Padahal, jika kita perhatikan, fungsi tempat sampah ini sangat menunjang bagi melonjaknya tingkat kebersihan di kota ini. Bahkan, ini bisa berarti terpenuhinya kedua syarat penilaian Adipura yang berhubungan dengan sampah.

Namun, patut diperhatikan, pengadaan tempat sampah bukan hanya berarti sebagai ajang meningkatkan nilai untuk mendapatkan Adipura.  Apalagi jika hanya digencarkan di waktu-waktu menjelang penilaian. Tersedianya tempat sampah juga berarti terlaksananya kewajiban pemerintah dalam menjaga lingkungan.

Selain itu, tempat sampah pun menunjukkan seberapa besar tingkat kedisiplinan dan tanggung jawab masyarakat. Membuang sampah sembarangan mungkin masih bisa dimaklumi, jika alasannya memang tidak ada tempat untuk membuangnya.
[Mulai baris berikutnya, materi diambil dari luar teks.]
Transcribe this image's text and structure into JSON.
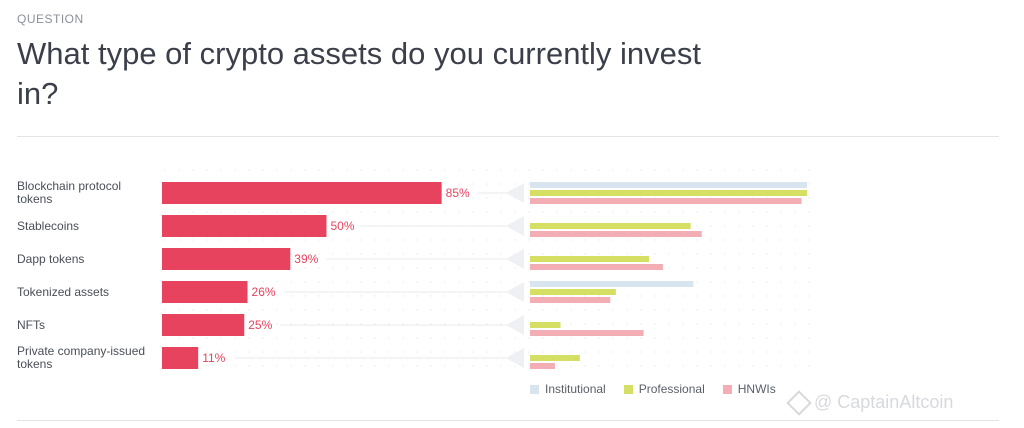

Namun, membuang sampah sembarangan saat tempat sampah tersedia di depan mata? Sungguh terlalu….

Bagaimana pun, usaha menjaga kebersihan lingkungan tidak akan berhasil jika hanya dilakukan oleh satu pihak, dalam hal ini Pemkot Bandung. Butuh partisipasi seluruh lapisan masyarakat untuk melanggengkan usaha ini.

Jadi, apakah Kota Bandung masih ingin mendapatkan penghargaan Adipura? Jika ya, maka jangan dulu berpikir terlalu jauh dengan ingin buru-buru mendirikan PLTSa, tapi kerjakan dulu hal yang lebih “sepele”: sediakanlah lebih banyak tempat sampah!